9.11.21

Lambendo nuvem

Às vezes eu tenho a sensação de que a gente passou dias perambulando demais por esses caminhos de areias e pedrinhas já muito gastas de tão pisadas.

Sabe, naquele dia que a gente sentou na grama bem na beira do rio, e viu a água correndo e correndo e correndo, eu sinto que foi nesse dia que eu puxei um fio dentro de mim que soltou uma rolha presa forte demais no meu peito.

A gente se olhou no momento em que aquela nuvem roxa manchou o céu gostosamente de sorvete de uva, escorrendo ouro ensolarado pelos cantos... E essa memória faz morada no meu olho esquerdo bem profundamente. Foi do meu olho direito que o desarrolhar do peito sucedeu. A gente se olhou, e do meu olho direito eu chorei escorrendo pelo rosto todo o laranja do céu que a nuvem roxa manchou.


Sorver
Sorver o céu feito laranja
escorrido em lágrima no rosto
Derramado assim por causa da mancha
da nuvem roxa no céu


Ali na beira do rio
corredeira de água folha peixe
Espalhando raio de Sol
(o gosto das lágrimas nas línguas)


Desarrolhando o peito pra sentir
a gente ali sem perambular demais

11.4.21

vi árvores a derramar suas flores pra ninguém
tô zen no meu momento, Coltrane anti-jazz
crianças têm o céu no alcance das mãos
irmão, será que há tempo de poder ser mais?

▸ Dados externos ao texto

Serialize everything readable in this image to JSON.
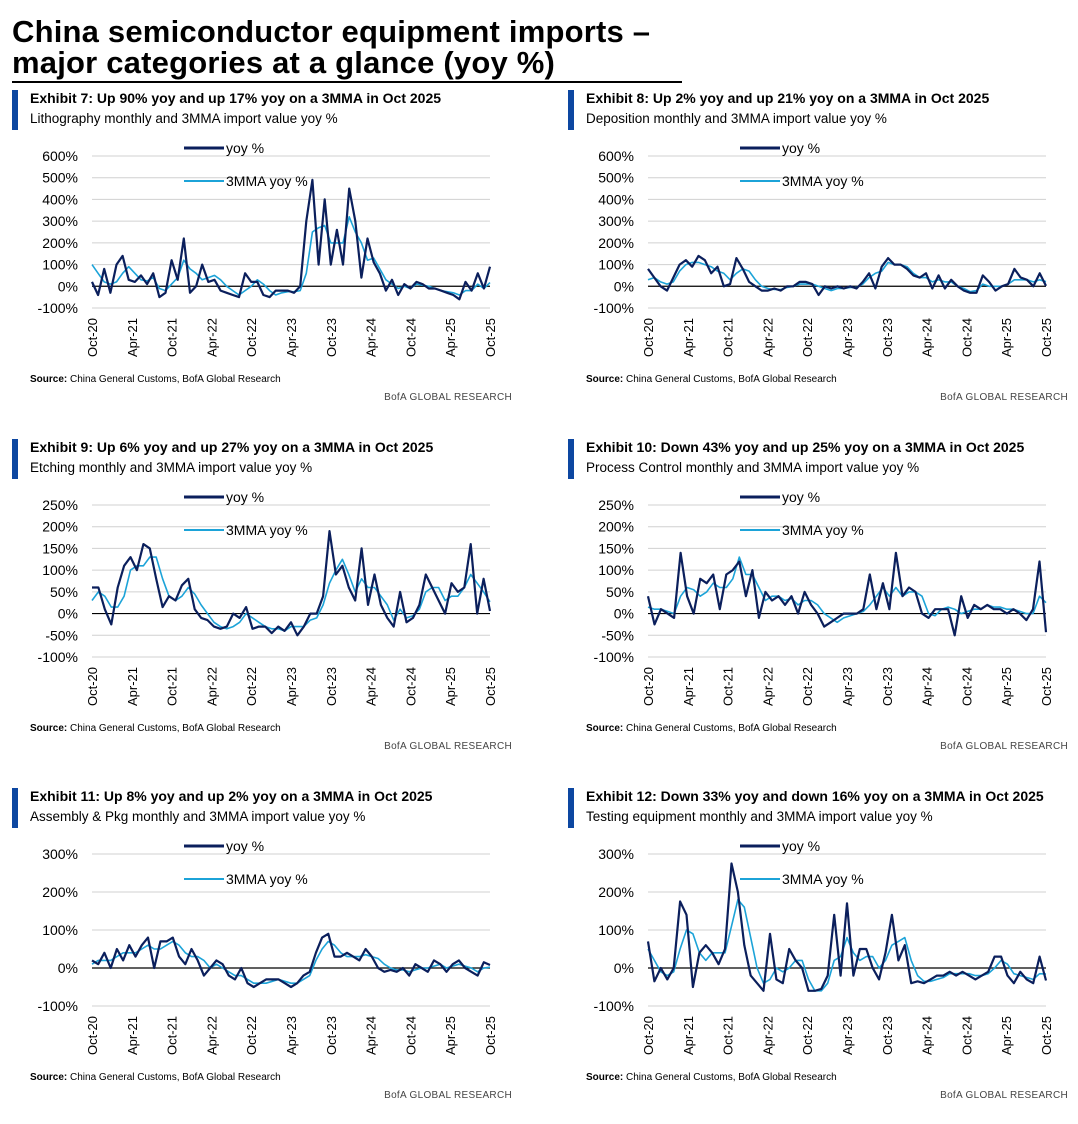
{
  "page": {
    "title_line1": "China semiconductor equipment imports –",
    "title_line2": "major categories at a glance (yoy %)"
  },
  "colors": {
    "yoy": "#0b1f5c",
    "mma": "#1ca3d8",
    "accent_bar": "#0d47a1",
    "grid": "#d0d0d0",
    "zero": "#000000"
  },
  "chart_data": [
    {
      "type": "line",
      "title": "Exhibit 7: Up 90% yoy and up 17% yoy on a 3MMA in Oct 2025",
      "subtitle": "Lithography monthly and 3MMA import value yoy %",
      "source_label": "Source:",
      "source": "China General Customs, BofA Global Research",
      "brand": "BofA GLOBAL RESEARCH",
      "legend": [
        "yoy %",
        "3MMA yoy %"
      ],
      "ylim": [
        -100,
        600
      ],
      "yticks": [
        -100,
        0,
        100,
        200,
        300,
        400,
        500,
        600
      ],
      "ytick_labels": [
        "-100%",
        "0%",
        "100%",
        "200%",
        "300%",
        "400%",
        "500%",
        "600%"
      ],
      "x_labels": [
        "Oct-20",
        "Apr-21",
        "Oct-21",
        "Apr-22",
        "Oct-22",
        "Apr-23",
        "Oct-23",
        "Apr-24",
        "Oct-24",
        "Apr-25",
        "Oct-25"
      ],
      "series": [
        {
          "name": "yoy %",
          "values": [
            20,
            -40,
            80,
            -30,
            100,
            140,
            30,
            20,
            50,
            10,
            60,
            -50,
            -30,
            120,
            30,
            220,
            -30,
            0,
            100,
            20,
            30,
            -20,
            -30,
            -40,
            -50,
            60,
            20,
            20,
            -40,
            -50,
            -20,
            -20,
            -20,
            -30,
            0,
            300,
            490,
            100,
            400,
            100,
            260,
            100,
            450,
            300,
            40,
            220,
            110,
            60,
            -20,
            30,
            -40,
            10,
            -10,
            20,
            10,
            -10,
            -10,
            -20,
            -30,
            -40,
            -60,
            20,
            -20,
            60,
            -10,
            90
          ]
        },
        {
          "name": "3MMA yoy %",
          "values": [
            100,
            60,
            20,
            10,
            20,
            60,
            90,
            60,
            30,
            25,
            40,
            -10,
            -20,
            10,
            40,
            120,
            80,
            60,
            30,
            40,
            50,
            30,
            0,
            -20,
            -40,
            -20,
            0,
            30,
            10,
            -20,
            -40,
            -30,
            -25,
            -25,
            -20,
            60,
            250,
            270,
            280,
            200,
            200,
            200,
            320,
            250,
            200,
            120,
            130,
            80,
            30,
            10,
            -10,
            0,
            -10,
            10,
            5,
            0,
            -10,
            -20,
            -25,
            -30,
            -40,
            -20,
            -20,
            10,
            -10,
            17
          ]
        }
      ]
    },
    {
      "type": "line",
      "title": "Exhibit 8: Up 2% yoy and up 21% yoy on a 3MMA in Oct 2025",
      "subtitle": "Deposition monthly and 3MMA import value yoy %",
      "source_label": "Source:",
      "source": "China General Customs, BofA Global Research",
      "brand": "BofA GLOBAL RESEARCH",
      "legend": [
        "yoy %",
        "3MMA yoy %"
      ],
      "ylim": [
        -100,
        600
      ],
      "yticks": [
        -100,
        0,
        100,
        200,
        300,
        400,
        500,
        600
      ],
      "ytick_labels": [
        "-100%",
        "0%",
        "100%",
        "200%",
        "300%",
        "400%",
        "500%",
        "600%"
      ],
      "x_labels": [
        "Oct-20",
        "Apr-21",
        "Oct-21",
        "Apr-22",
        "Oct-22",
        "Apr-23",
        "Oct-23",
        "Apr-24",
        "Oct-24",
        "Apr-25",
        "Oct-25"
      ],
      "series": [
        {
          "name": "yoy %",
          "values": [
            80,
            40,
            0,
            -20,
            40,
            100,
            120,
            90,
            140,
            120,
            60,
            90,
            0,
            10,
            130,
            80,
            20,
            0,
            -20,
            -20,
            -10,
            -20,
            0,
            0,
            20,
            20,
            10,
            -40,
            0,
            -10,
            0,
            -10,
            0,
            -10,
            20,
            60,
            -10,
            90,
            130,
            100,
            100,
            80,
            50,
            40,
            60,
            -10,
            50,
            -10,
            30,
            0,
            -20,
            -30,
            -30,
            50,
            20,
            -20,
            0,
            10,
            80,
            40,
            30,
            0,
            60,
            2
          ]
        },
        {
          "name": "3MMA yoy %",
          "values": [
            30,
            40,
            20,
            10,
            20,
            70,
            100,
            110,
            110,
            100,
            90,
            70,
            60,
            30,
            60,
            80,
            70,
            30,
            0,
            -10,
            -15,
            -15,
            -5,
            0,
            10,
            10,
            10,
            0,
            -10,
            -20,
            -10,
            -10,
            -5,
            -5,
            10,
            40,
            60,
            70,
            110,
            100,
            100,
            90,
            60,
            40,
            40,
            20,
            30,
            20,
            20,
            0,
            -10,
            -25,
            -20,
            10,
            0,
            0,
            0,
            10,
            30,
            30,
            30,
            20,
            30,
            21
          ]
        }
      ]
    },
    {
      "type": "line",
      "title": "Exhibit 9: Up 6% yoy and up 27% yoy on a 3MMA in Oct 2025",
      "subtitle": "Etching monthly and 3MMA import value yoy %",
      "source_label": "Source:",
      "source": "China General Customs, BofA Global Research",
      "brand": "BofA GLOBAL RESEARCH",
      "legend": [
        "yoy %",
        "3MMA yoy %"
      ],
      "ylim": [
        -100,
        250
      ],
      "yticks": [
        -100,
        -50,
        0,
        50,
        100,
        150,
        200,
        250
      ],
      "ytick_labels": [
        "-100%",
        "-50%",
        "0%",
        "50%",
        "100%",
        "150%",
        "200%",
        "250%"
      ],
      "x_labels": [
        "Oct-20",
        "Apr-21",
        "Oct-21",
        "Apr-22",
        "Oct-22",
        "Apr-23",
        "Oct-23",
        "Apr-24",
        "Oct-24",
        "Apr-25",
        "Oct-25"
      ],
      "series": [
        {
          "name": "yoy %",
          "values": [
            60,
            60,
            10,
            -25,
            60,
            110,
            130,
            100,
            160,
            150,
            80,
            15,
            40,
            30,
            65,
            80,
            10,
            -10,
            -15,
            -30,
            -35,
            -30,
            0,
            -10,
            15,
            -35,
            -30,
            -30,
            -45,
            -30,
            -40,
            -20,
            -50,
            -30,
            0,
            0,
            40,
            190,
            90,
            110,
            60,
            30,
            150,
            20,
            90,
            20,
            -10,
            -30,
            50,
            -20,
            -10,
            20,
            90,
            60,
            30,
            0,
            70,
            50,
            60,
            160,
            0,
            80,
            6
          ]
        },
        {
          "name": "3MMA yoy %",
          "values": [
            30,
            50,
            40,
            15,
            15,
            40,
            100,
            110,
            110,
            130,
            130,
            80,
            40,
            30,
            40,
            60,
            45,
            20,
            0,
            -20,
            -30,
            -35,
            -30,
            -20,
            0,
            -10,
            -20,
            -30,
            -35,
            -35,
            -40,
            -30,
            -30,
            -30,
            -15,
            -10,
            20,
            70,
            100,
            125,
            90,
            50,
            80,
            60,
            60,
            40,
            20,
            -15,
            10,
            -10,
            -5,
            10,
            50,
            60,
            60,
            30,
            40,
            40,
            60,
            90,
            70,
            50,
            27
          ]
        }
      ]
    },
    {
      "type": "line",
      "title": "Exhibit 10: Down 43% yoy and up 25% yoy on a 3MMA in Oct 2025",
      "subtitle": "Process Control monthly and 3MMA import value yoy %",
      "source_label": "Source:",
      "source": "China General Customs, BofA Global Research",
      "brand": "BofA GLOBAL RESEARCH",
      "legend": [
        "yoy %",
        "3MMA yoy %"
      ],
      "ylim": [
        -100,
        250
      ],
      "yticks": [
        -100,
        -50,
        0,
        50,
        100,
        150,
        200,
        250
      ],
      "ytick_labels": [
        "-100%",
        "-50%",
        "0%",
        "50%",
        "100%",
        "150%",
        "200%",
        "250%"
      ],
      "x_labels": [
        "Oct-20",
        "Apr-21",
        "Oct-21",
        "Apr-22",
        "Oct-22",
        "Apr-23",
        "Oct-23",
        "Apr-24",
        "Oct-24",
        "Apr-25",
        "Oct-25"
      ],
      "series": [
        {
          "name": "yoy %",
          "values": [
            40,
            -25,
            10,
            0,
            -10,
            140,
            40,
            0,
            80,
            70,
            90,
            10,
            90,
            100,
            120,
            40,
            100,
            -10,
            50,
            30,
            40,
            20,
            40,
            0,
            50,
            20,
            0,
            -30,
            -20,
            -10,
            0,
            0,
            0,
            10,
            90,
            10,
            70,
            10,
            140,
            40,
            60,
            50,
            0,
            -10,
            10,
            10,
            10,
            -50,
            40,
            -10,
            20,
            10,
            20,
            10,
            10,
            0,
            10,
            0,
            -15,
            10,
            120,
            -43
          ]
        },
        {
          "name": "3MMA yoy %",
          "values": [
            15,
            10,
            10,
            5,
            0,
            40,
            60,
            55,
            40,
            50,
            70,
            60,
            60,
            80,
            130,
            90,
            90,
            60,
            30,
            40,
            40,
            30,
            35,
            20,
            30,
            30,
            20,
            0,
            -10,
            -20,
            -10,
            -5,
            0,
            5,
            20,
            40,
            60,
            40,
            60,
            40,
            50,
            50,
            40,
            0,
            -5,
            10,
            15,
            10,
            0,
            5,
            10,
            10,
            20,
            15,
            15,
            10,
            10,
            5,
            0,
            0,
            40,
            25
          ]
        }
      ]
    },
    {
      "type": "line",
      "title": "Exhibit 11: Up 8% yoy and up 2% yoy on a 3MMA in Oct 2025",
      "subtitle": "Assembly & Pkg monthly and 3MMA import value yoy %",
      "source_label": "Source:",
      "source": "China General Customs, BofA Global Research",
      "brand": "BofA GLOBAL RESEARCH",
      "legend": [
        "yoy %",
        "3MMA yoy %"
      ],
      "ylim": [
        -100,
        300
      ],
      "yticks": [
        -100,
        0,
        100,
        200,
        300
      ],
      "ytick_labels": [
        "-100%",
        "0%",
        "100%",
        "200%",
        "300%"
      ],
      "x_labels": [
        "Oct-20",
        "Apr-21",
        "Oct-21",
        "Apr-22",
        "Oct-22",
        "Apr-23",
        "Oct-23",
        "Apr-24",
        "Oct-24",
        "Apr-25",
        "Oct-25"
      ],
      "series": [
        {
          "name": "yoy %",
          "values": [
            20,
            10,
            40,
            0,
            50,
            20,
            60,
            30,
            60,
            80,
            0,
            70,
            70,
            80,
            30,
            10,
            50,
            20,
            -20,
            0,
            20,
            10,
            -20,
            -30,
            0,
            -40,
            -50,
            -40,
            -30,
            -30,
            -30,
            -40,
            -50,
            -40,
            -20,
            -10,
            40,
            80,
            90,
            30,
            30,
            40,
            30,
            20,
            50,
            30,
            0,
            -10,
            -5,
            -10,
            0,
            -20,
            10,
            0,
            -10,
            20,
            10,
            -10,
            10,
            20,
            0,
            -10,
            -20,
            15,
            8
          ]
        },
        {
          "name": "3MMA yoy %",
          "values": [
            10,
            20,
            20,
            20,
            30,
            40,
            40,
            40,
            50,
            60,
            50,
            50,
            60,
            70,
            60,
            40,
            30,
            30,
            20,
            0,
            10,
            0,
            -10,
            -20,
            -20,
            -30,
            -40,
            -40,
            -40,
            -35,
            -30,
            -35,
            -40,
            -40,
            -30,
            -20,
            20,
            50,
            70,
            60,
            40,
            30,
            30,
            30,
            35,
            30,
            25,
            10,
            0,
            -5,
            -5,
            -10,
            -5,
            0,
            0,
            5,
            10,
            0,
            5,
            10,
            5,
            0,
            -10,
            0,
            2
          ]
        }
      ]
    },
    {
      "type": "line",
      "title": "Exhibit 12: Down 33% yoy and down 16% yoy on a 3MMA in Oct 2025",
      "subtitle": "Testing equipment monthly and 3MMA import value yoy %",
      "source_label": "Source:",
      "source": "China General Customs, BofA Global Research",
      "brand": "BofA GLOBAL RESEARCH",
      "legend": [
        "yoy %",
        "3MMA yoy %"
      ],
      "ylim": [
        -100,
        300
      ],
      "yticks": [
        -100,
        0,
        100,
        200,
        300
      ],
      "ytick_labels": [
        "-100%",
        "0%",
        "100%",
        "200%",
        "300%"
      ],
      "x_labels": [
        "Oct-20",
        "Apr-21",
        "Oct-21",
        "Apr-22",
        "Oct-22",
        "Apr-23",
        "Oct-23",
        "Apr-24",
        "Oct-24",
        "Apr-25",
        "Oct-25"
      ],
      "series": [
        {
          "name": "yoy %",
          "values": [
            70,
            -35,
            0,
            -30,
            0,
            175,
            140,
            -50,
            40,
            60,
            40,
            10,
            50,
            275,
            200,
            60,
            -20,
            -40,
            -60,
            90,
            -30,
            -40,
            50,
            20,
            0,
            -60,
            -60,
            -55,
            -20,
            140,
            -20,
            170,
            -20,
            50,
            50,
            0,
            -30,
            40,
            140,
            20,
            60,
            -40,
            -35,
            -40,
            -30,
            -20,
            -20,
            -10,
            -20,
            -10,
            -20,
            -30,
            -20,
            -10,
            30,
            30,
            -20,
            -40,
            -10,
            -30,
            -40,
            30,
            -33
          ]
        },
        {
          "name": "3MMA yoy %",
          "values": [
            50,
            20,
            -10,
            -20,
            -10,
            50,
            100,
            90,
            40,
            20,
            40,
            40,
            40,
            110,
            180,
            160,
            80,
            0,
            -40,
            -30,
            0,
            -10,
            0,
            20,
            20,
            -30,
            -60,
            -60,
            -40,
            20,
            30,
            80,
            40,
            20,
            30,
            30,
            0,
            20,
            60,
            70,
            80,
            20,
            -20,
            -35,
            -35,
            -30,
            -25,
            -15,
            -15,
            -15,
            -15,
            -20,
            -20,
            -15,
            0,
            20,
            10,
            -15,
            -20,
            -25,
            -30,
            -15,
            -16
          ]
        }
      ]
    }
  ]
}
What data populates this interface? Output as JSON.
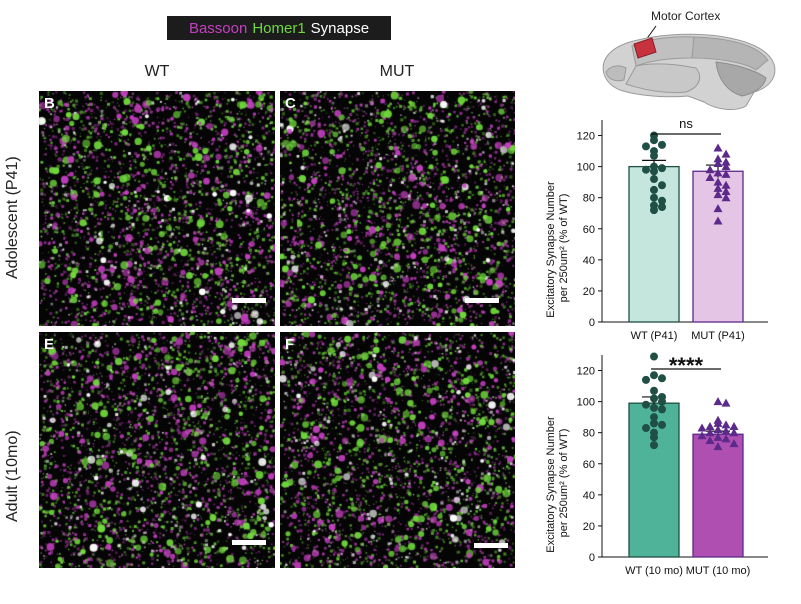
{
  "legend": {
    "bassoon": "Bassoon",
    "homer1": "Homer1",
    "synapse": "Synapse"
  },
  "columns": {
    "wt": "WT",
    "mut": "MUT"
  },
  "rows": {
    "adolescent": "Adolescent (P41)",
    "adult": "Adult (10mo)"
  },
  "panels": {
    "b": "B",
    "c": "C",
    "e": "E",
    "f": "F"
  },
  "brain": {
    "label": "Motor Cortex"
  },
  "colors": {
    "bassoon": "#c63fc2",
    "homer1": "#6fd93b",
    "synapse": "#ffffff",
    "wt_p41_fill": "#c5e6dd",
    "mut_p41_fill": "#e5c5e6",
    "wt_10mo_fill": "#4fb39a",
    "mut_10mo_fill": "#b04fb2",
    "wt_dot": "#1f4f45",
    "mut_dot": "#5b2a8a"
  },
  "chart_data": [
    {
      "type": "bar",
      "categories": [
        "WT (P41)",
        "MUT (P41)"
      ],
      "values": [
        100,
        97
      ],
      "errors": [
        4,
        4
      ],
      "ylabel_line1": "Excitatory Synapse Number",
      "ylabel_line2": "per 250um² (% of WT)",
      "ylim": [
        0,
        130
      ],
      "yticks": [
        "0",
        "20",
        "40",
        "60",
        "80",
        "100",
        "120"
      ],
      "significance": "ns",
      "points": [
        [
          120,
          117,
          114,
          113,
          110,
          107,
          100,
          99,
          98,
          97,
          92,
          88,
          85,
          80,
          78,
          75,
          74,
          72
        ],
        [
          112,
          108,
          105,
          103,
          102,
          100,
          98,
          96,
          95,
          93,
          90,
          88,
          86,
          84,
          82,
          80,
          73,
          65
        ]
      ]
    },
    {
      "type": "bar",
      "categories": [
        "WT (10 mo)",
        "MUT (10 mo)"
      ],
      "values": [
        99,
        79
      ],
      "errors": [
        4,
        2
      ],
      "ylabel_line1": "Excitatory Synapse Number",
      "ylabel_line2": "per 250um² (% of WT)",
      "ylim": [
        0,
        130
      ],
      "yticks": [
        "0",
        "20",
        "40",
        "60",
        "80",
        "100",
        "120"
      ],
      "significance": "****",
      "points": [
        [
          129,
          117,
          115,
          114,
          107,
          103,
          102,
          100,
          98,
          96,
          95,
          90,
          86,
          85,
          83,
          80,
          77,
          72
        ],
        [
          100,
          99,
          88,
          86,
          85,
          84,
          84,
          83,
          82,
          81,
          80,
          80,
          78,
          77,
          76,
          75,
          73,
          71
        ]
      ]
    }
  ]
}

eu sei, caramba, nem estrelas são iguais
tem mais: vitória agora é uma fresta de sol
no fim das conta, Tetsuo é quem tinha razão
então todas areias da ampulheta vão 
(É tudo pra ontem - Emicida e Gilberto Gil)


Celebrando cada tempo de poder ser mais vivendo esse tempo tão ruim. Aqui tem sido tudo na base do cuidado de si e do coletivo, no afeto que move, na esperança que não espera, na raiva canalizada pra mudança, no amor como revolução real, e isso há tanto tempo mas dessa vez um pouco difícil (porque eita que saudade de morar em vários abraços).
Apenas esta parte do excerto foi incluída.